Prior to the release of Joe Wright's "Pride & Prejudice" in the U.K. two months ago, the film's producers, Working Title, decided to shorten the original romantic ending of the movie, apparently feeling it was a bit too sappy for British audiences. Focus Features on the other hand, which opened the movie over the weekend in the U.S., kept Wright's original ending, releasing a different, slightly longer version of the film in this country. In a statement to indieWIRE Wednesday, a Focus spokesperson explained that in the U.K., "audiences prefer a less overtly romantic wrap-up, so the filmmakers had prepared the movie accordingly." Standing by their decision to release the film with the more romantic coda Stateside, the Focus spokesperson added, "What's most gratifying is that, wherever in the world 'Pride & Prejudice' is being shown, critics and moviegoers are enjoying this classic love story." Such decisions, reiterating how audience reactions are anticipated and accommodated ahead of major film releases, are increasingly commonplace in Indiewood, as a panel of insiders discussed Monday night at a New York Women in Film and Television seminar.

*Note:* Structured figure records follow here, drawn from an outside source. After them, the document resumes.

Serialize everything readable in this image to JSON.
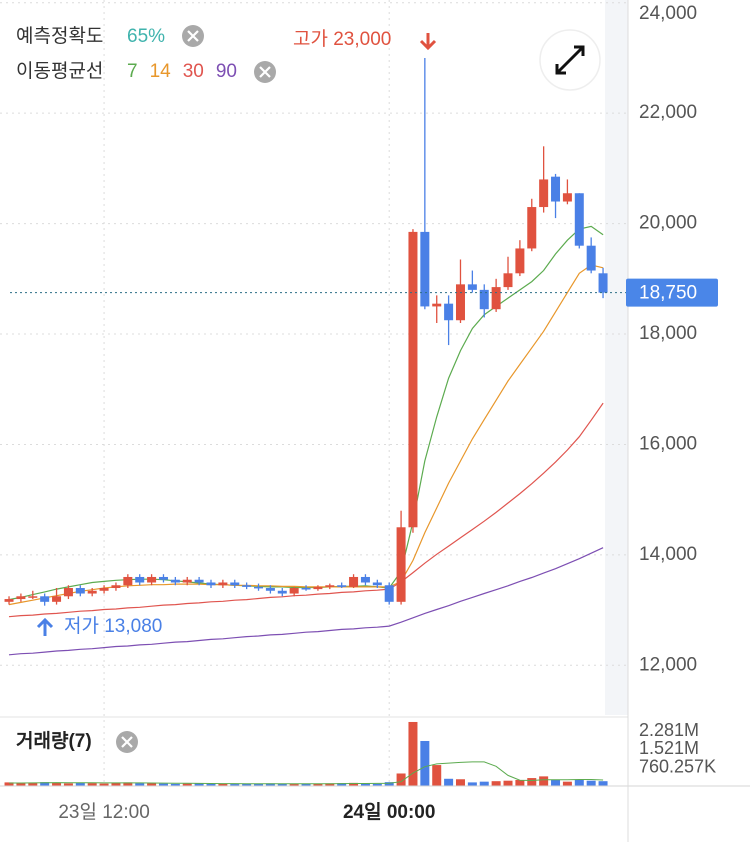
{
  "header": {
    "accuracy_label": "예측정확도",
    "accuracy_value": "65%",
    "ma_legend_title": "이동평균선"
  },
  "chart_data": [
    {
      "type": "candlestick",
      "x": [
        0,
        1,
        2,
        3,
        4,
        5,
        6,
        7,
        8,
        9,
        10,
        11,
        12,
        13,
        14,
        15,
        16,
        17,
        18,
        19,
        20,
        21,
        22,
        23,
        24,
        25,
        26,
        27,
        28,
        29,
        30,
        31,
        32,
        33,
        34,
        35,
        36,
        37,
        38,
        39,
        40,
        41,
        42,
        43,
        44,
        45,
        46,
        47,
        48,
        49,
        50
      ],
      "open": [
        13150,
        13200,
        13250,
        13250,
        13150,
        13250,
        13400,
        13300,
        13350,
        13400,
        13450,
        13600,
        13500,
        13600,
        13550,
        13500,
        13550,
        13500,
        13450,
        13500,
        13450,
        13420,
        13400,
        13350,
        13300,
        13400,
        13380,
        13420,
        13450,
        13420,
        13600,
        13500,
        13450,
        13150,
        14500,
        19850,
        18500,
        18550,
        18250,
        18900,
        18800,
        18450,
        18850,
        19100,
        19550,
        20300,
        20850,
        20400,
        20550,
        19600,
        19100
      ],
      "high": [
        13250,
        13300,
        13350,
        13300,
        13400,
        13450,
        13450,
        13400,
        13450,
        13500,
        13650,
        13650,
        13650,
        13650,
        13600,
        13600,
        13600,
        13550,
        13550,
        13550,
        13500,
        13480,
        13450,
        13400,
        13420,
        13450,
        13450,
        13480,
        13500,
        13650,
        13650,
        13550,
        13500,
        14800,
        19900,
        23000,
        18700,
        18700,
        19350,
        19150,
        18900,
        19000,
        19400,
        19700,
        20450,
        21400,
        20900,
        20800,
        20550,
        19750,
        19200
      ],
      "low": [
        13100,
        13150,
        13200,
        13080,
        13100,
        13200,
        13250,
        13250,
        13300,
        13350,
        13400,
        13450,
        13450,
        13500,
        13450,
        13450,
        13450,
        13400,
        13400,
        13400,
        13380,
        13350,
        13300,
        13250,
        13250,
        13350,
        13350,
        13380,
        13400,
        13400,
        13450,
        13400,
        13100,
        13100,
        14400,
        18450,
        18200,
        17800,
        18200,
        18750,
        18300,
        18400,
        18800,
        19050,
        19500,
        20200,
        20100,
        20350,
        19550,
        19100,
        18650
      ],
      "close": [
        13200,
        13250,
        13250,
        13150,
        13250,
        13400,
        13300,
        13350,
        13400,
        13450,
        13600,
        13500,
        13600,
        13550,
        13500,
        13550,
        13500,
        13450,
        13500,
        13450,
        13420,
        13400,
        13350,
        13300,
        13400,
        13380,
        13420,
        13450,
        13420,
        13600,
        13500,
        13450,
        13150,
        14500,
        19850,
        18500,
        18550,
        18250,
        18900,
        18800,
        18450,
        18850,
        19100,
        19550,
        20300,
        20800,
        20400,
        20550,
        19600,
        19150,
        18750
      ],
      "up_color": "#e0523f",
      "down_color": "#4a80e6",
      "series": [
        {
          "name": "7",
          "color": "#5cab4f",
          "values": [
            13190,
            13230,
            13280,
            13330,
            13380,
            13420,
            13460,
            13500,
            13520,
            13540,
            13550,
            13560,
            13560,
            13550,
            13530,
            13510,
            13490,
            13470,
            13460,
            13450,
            13440,
            13430,
            13420,
            13420,
            13410,
            13410,
            13410,
            13420,
            13430,
            13430,
            13440,
            13420,
            13400,
            13700,
            14600,
            15700,
            16500,
            17200,
            17700,
            18100,
            18350,
            18500,
            18650,
            18800,
            18950,
            19150,
            19450,
            19700,
            19900,
            19950,
            19800
          ]
        },
        {
          "name": "14",
          "color": "#e8972b",
          "values": [
            13100,
            13140,
            13180,
            13220,
            13260,
            13300,
            13340,
            13370,
            13400,
            13420,
            13440,
            13450,
            13460,
            13460,
            13470,
            13470,
            13470,
            13460,
            13460,
            13450,
            13450,
            13440,
            13440,
            13430,
            13430,
            13420,
            13420,
            13420,
            13420,
            13420,
            13420,
            13420,
            13420,
            13520,
            13900,
            14400,
            14850,
            15300,
            15700,
            16100,
            16450,
            16800,
            17150,
            17450,
            17750,
            18050,
            18400,
            18750,
            19100,
            19250,
            19200
          ]
        },
        {
          "name": "30",
          "color": "#e0554f",
          "values": [
            12880,
            12900,
            12910,
            12930,
            12940,
            12960,
            12980,
            12990,
            13010,
            13020,
            13040,
            13050,
            13070,
            13090,
            13100,
            13120,
            13130,
            13150,
            13160,
            13180,
            13190,
            13210,
            13230,
            13240,
            13260,
            13270,
            13290,
            13300,
            13320,
            13330,
            13350,
            13360,
            13380,
            13510,
            13680,
            13850,
            14010,
            14160,
            14310,
            14460,
            14610,
            14770,
            14940,
            15110,
            15290,
            15480,
            15680,
            15900,
            16140,
            16440,
            16750
          ]
        },
        {
          "name": "90",
          "color": "#7d4fb3",
          "values": [
            12190,
            12210,
            12220,
            12240,
            12260,
            12270,
            12290,
            12300,
            12320,
            12340,
            12350,
            12370,
            12380,
            12400,
            12420,
            12430,
            12450,
            12470,
            12480,
            12500,
            12520,
            12530,
            12550,
            12560,
            12580,
            12600,
            12610,
            12630,
            12650,
            12660,
            12680,
            12690,
            12710,
            12780,
            12860,
            12940,
            13010,
            13080,
            13160,
            13230,
            13300,
            13370,
            13440,
            13520,
            13590,
            13670,
            13750,
            13840,
            13930,
            14030,
            14130
          ]
        }
      ],
      "xlim": [
        -0.76,
        52.1
      ],
      "xticks": [
        {
          "value": 8,
          "label": "23일 12:00"
        },
        {
          "value": 32,
          "label": "24일 00:00"
        }
      ],
      "ylim": [
        11100,
        24050
      ],
      "yticks": [
        {
          "value": 12000,
          "label": "12,000"
        },
        {
          "value": 14000,
          "label": "14,000"
        },
        {
          "value": 16000,
          "label": "16,000"
        },
        {
          "value": 18000,
          "label": "18,000"
        },
        {
          "value": 20000,
          "label": "20,000"
        },
        {
          "value": 22000,
          "label": "22,000"
        },
        {
          "value": 24000,
          "label": "24,000"
        }
      ],
      "current_price": {
        "value": 18750,
        "label": "18,750"
      },
      "high_label": "고가 23,000",
      "low_label": "저가 13,080",
      "grid": true
    },
    {
      "type": "bar",
      "title": "거래량(7)",
      "values": [
        150000,
        120000,
        140000,
        160000,
        130000,
        110000,
        140000,
        120000,
        100000,
        130000,
        150000,
        120000,
        110000,
        100000,
        90000,
        100000,
        110000,
        90000,
        100000,
        80000,
        90000,
        100000,
        110000,
        90000,
        80000,
        90000,
        100000,
        110000,
        120000,
        130000,
        100000,
        90000,
        160000,
        520000,
        2660000,
        1870000,
        870000,
        300000,
        280000,
        150000,
        180000,
        200000,
        220000,
        250000,
        330000,
        400000,
        250000,
        180000,
        260000,
        220000,
        200000
      ],
      "series": [
        {
          "name": "7",
          "color": "#5cab4f",
          "values": [
            125000,
            125000,
            130000,
            135000,
            140000,
            135000,
            135000,
            135000,
            130000,
            130000,
            130000,
            130000,
            125000,
            120000,
            115000,
            115000,
            110000,
            105000,
            100000,
            100000,
            95000,
            95000,
            95000,
            95000,
            95000,
            95000,
            95000,
            95000,
            100000,
            105000,
            105000,
            110000,
            115000,
            180000,
            540000,
            800000,
            920000,
            950000,
            980000,
            1000000,
            1000000,
            820000,
            440000,
            240000,
            230000,
            260000,
            260000,
            260000,
            270000,
            270000,
            250000
          ]
        }
      ],
      "ylim": [
        0,
        2825000
      ],
      "yticks": [
        {
          "value": 760257,
          "label": "760.257K"
        },
        {
          "value": 1521000,
          "label": "1.521M"
        },
        {
          "value": 2281000,
          "label": "2.281M"
        }
      ]
    }
  ]
}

I'm of two minds about this. On the one hand, it's a foolish filmmaker who ignores the audience and chains himself to his auteur pretensions. That way lies madness, and movies like this. For my own currently-in-prepro HD short, whenever someone reading the script came upon a bit they found confusing, I'd ask them straight-up, "What do I need to do to make that less confusing?" And that process continued until those criticisms stopped. Filmmaking is like any other art form: you have to communicate ideas meaningfully.

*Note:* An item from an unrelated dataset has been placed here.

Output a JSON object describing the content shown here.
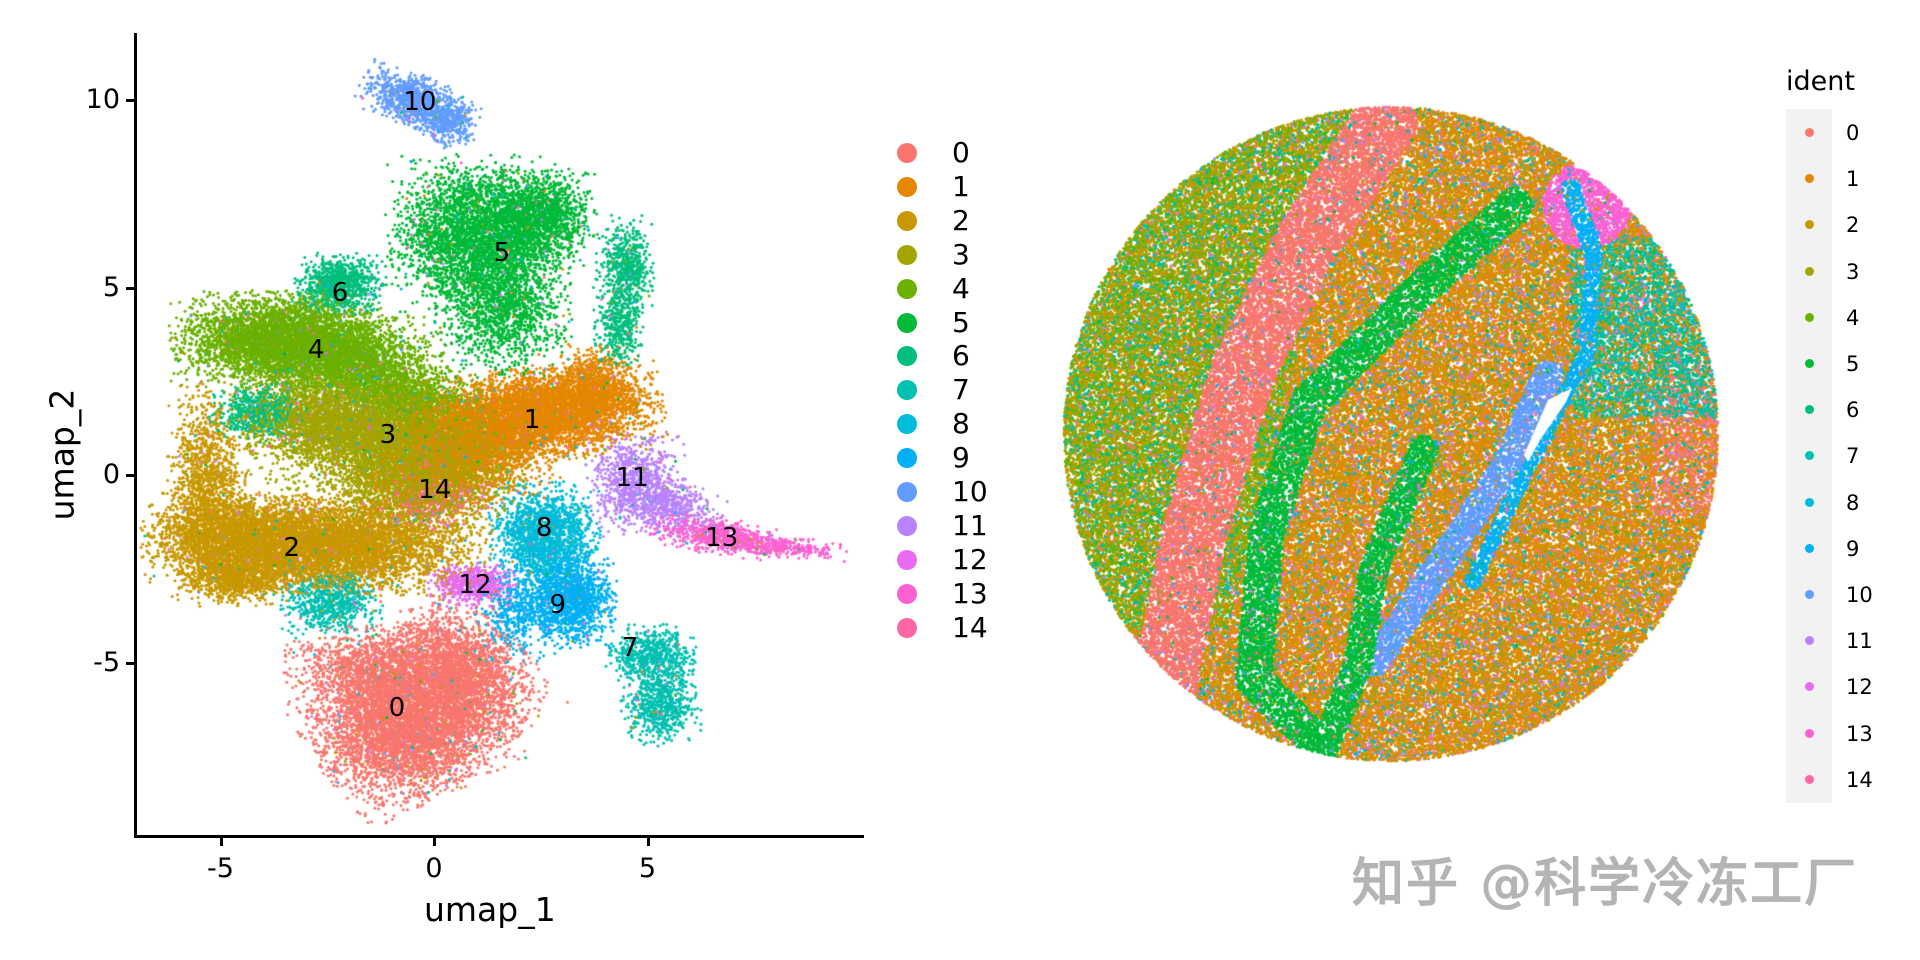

But there's something about the way Hollywood will focus-group a movie to death that smacks of treating them like kitchen appliances. Here's the red one for people who like red, and here's the one without the built-in can opener for folks who don't like all that clutter. When you tailor a movie to perceived audience tastes, are you make the best decision for the quality of the movie? Or are you just trying to pander to boost whatever meager profits you stand to make anyway?

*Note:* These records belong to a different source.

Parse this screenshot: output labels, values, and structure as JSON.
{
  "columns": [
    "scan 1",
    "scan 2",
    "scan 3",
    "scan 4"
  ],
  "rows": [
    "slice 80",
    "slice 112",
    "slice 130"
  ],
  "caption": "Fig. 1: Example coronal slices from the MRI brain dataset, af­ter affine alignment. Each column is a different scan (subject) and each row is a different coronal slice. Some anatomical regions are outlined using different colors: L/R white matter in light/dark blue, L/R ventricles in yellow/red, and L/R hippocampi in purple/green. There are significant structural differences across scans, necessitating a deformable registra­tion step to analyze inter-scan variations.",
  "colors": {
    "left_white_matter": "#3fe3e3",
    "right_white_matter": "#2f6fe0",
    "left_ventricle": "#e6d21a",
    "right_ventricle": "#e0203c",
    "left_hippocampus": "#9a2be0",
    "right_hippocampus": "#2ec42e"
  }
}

And — most importantly from my point of view — are the filmmakers being consulted about these changes, or are they all marketing and studio driven, without respect for whatever the director's and screenwriter's vision for the story might have been? It wouldn't be anything new to see directors having their films taken out of their hands and chopped to pieces due to some whim of a studio exec or marketing survey. It's a shameful Hollywood tradition going all the way back to Welles' The Magnificent Ambersons. If changes are inevitable, the best thing producers and studios can do is trust their creative talent. In the case of Pride & Prejudice, it sounds like the director was okay with all of this, so that's fine. But if he hadn't been, I can easily see the studio thumbing their nose at him and saying, "Well, we're doing it anyway." And perhaps they would have been right, perhaps not. The danger any artist runs into is that you get so close to the work, you can't often take the detached perspective needed to see what would be best for its ultimate success. But on the other hand, sometimes you're completely confident in what you want, and you have to fight idiots who want to vandalize what you've worked so hard to create.

There's not a smart director alive who doesn't want his film to be embraced by a large audience, even the ones who cop the auteur attitude. A good director appreciates a producer and marketer who wants to work with him on maximizing his film's potential. Because in the end, everyone wants the same thing: a popular movie.